15 Jahre nach dem ersten Meistertitel
Der Auftakt ins Achtelfinale gegen Gmunden hat einen historischen Hintergrund.
Wenn am Sonntag (14 Uhr) die Oberwart Gunners gegen die Gmundner Schwäne im Play-off-Achtelfinale in die letzte Phase der laufenden Basketball-Saison starten, weckt das beim Autor nostalgische Gefühle. Schließlich war es die Mannschaft aus Oberösterreich, gegen die die Basketballer aus dem Südburgenland ihren ersten Meistertitel feiern durften.
Damals, im Jahr 2011, schrieb das Team rund um Bernd Volcic, Hannes Ochsenhofer, Hannes Artner und Co.

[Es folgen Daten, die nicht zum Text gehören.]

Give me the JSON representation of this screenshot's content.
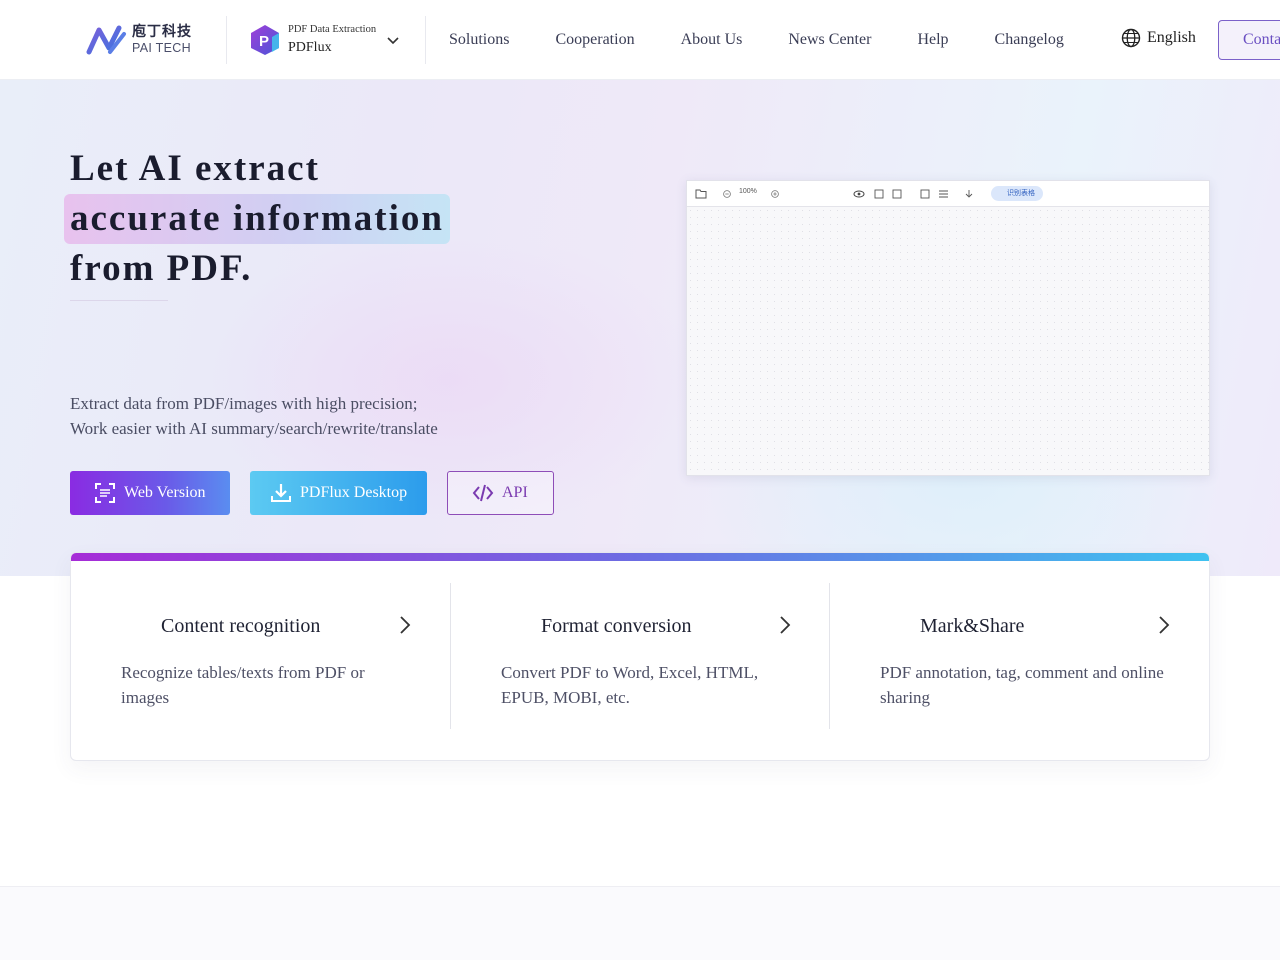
{
  "brand": {
    "logo_cn": "庖丁科技",
    "logo_en": "PAI TECH"
  },
  "product": {
    "subtitle": "PDF Data Extraction",
    "name": "PDFlux",
    "icon_letter": "P"
  },
  "menu": [
    "Solutions",
    "Cooperation",
    "About Us",
    "News Center",
    "Help",
    "Changelog"
  ],
  "language": {
    "label": "English",
    "icon": "globe-icon"
  },
  "contact": {
    "label": "Contact"
  },
  "hero": {
    "title_line1": "Let AI extract",
    "title_line2": "accurate information",
    "title_line3": "from PDF.",
    "desc_line1": "Extract data from PDF/images with high precision;",
    "desc_line2": "Work easier with AI summary/search/rewrite/translate",
    "buttons": {
      "web": "Web Version",
      "desktop": "PDFlux Desktop",
      "api": "API"
    }
  },
  "preview": {
    "zoom": "100%",
    "badge": "识别表格"
  },
  "features": [
    {
      "title": "Content recognition",
      "desc": "Recognize tables/texts from PDF or images"
    },
    {
      "title": "Format conversion",
      "desc": "Convert PDF to Word, Excel, HTML, EPUB, MOBI, etc."
    },
    {
      "title": "Mark&Share",
      "desc": "PDF annotation, tag, comment and online sharing"
    }
  ],
  "colors": {
    "accent_purple": "#8a2be2",
    "accent_blue": "#2c9cec",
    "text_dark": "#1f2233"
  }
}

Geschichte. Nach all den Jahren des Wartens, des Hoffens, der Rückschläge – 14 Anläufe, fünfmal knapp dran – war es plötzlich Realität. Dieses 77:75 gegen die Swans Gmunden war kein normales Spiel, es war ein Nervenkampf bis zur letzten Sekunde. Als nach dem vierten Viertel die Schlusssirene ertönte, explodierten alle Emotionen, die sich über all die Jahre angestaut hatten: Jubel, Erleichterung, pure Emotion.
Mehr als nur ein Titel
Es war sofort klar, dass hier mehr gewonnen wurde als ein Meistertitel. In diesem Augenblick fiel all das ab, was sich über Jahre angestaut hatte. Dass ausgerechnet Bernd Volcic seine Karriere mit diesem Triumph beendete und Neno Asceric jene Mannschaft zum Titel führte, gegen die er früher selbst erfolgreich war, wirkte fast wie eine Drehbuch direkt aus Hollywood. Und genau deshalb fühlt sich dieses Duell auch heute noch besonders an. Wenn die Oberwart Gunners am Sonntag im Play-off-Achtelfinale erneut auf die Swans Gmunden treffen, dann ist das nicht nur der Auftakt in eine neue Serie – es ist auch eine Begegnung mit der eigenen Vergangenheit.
Oberwart geht als Zweiter in die Play-offs, mit Heimvorteil, viel Erfahrung und dem Selbstbewusstseins eines back-to-back Champions. Natürlich ist der dritte Titel in Folge das Ziel von Headcoach Horst Leitner, der Mannschaft und der gesamten Organisation. Vielleicht ist es diesmal nur ein Achtelfinale – oder wieder der Anfang von etwas, das weit über eine Saison hinaus in Erinnerung bleibt.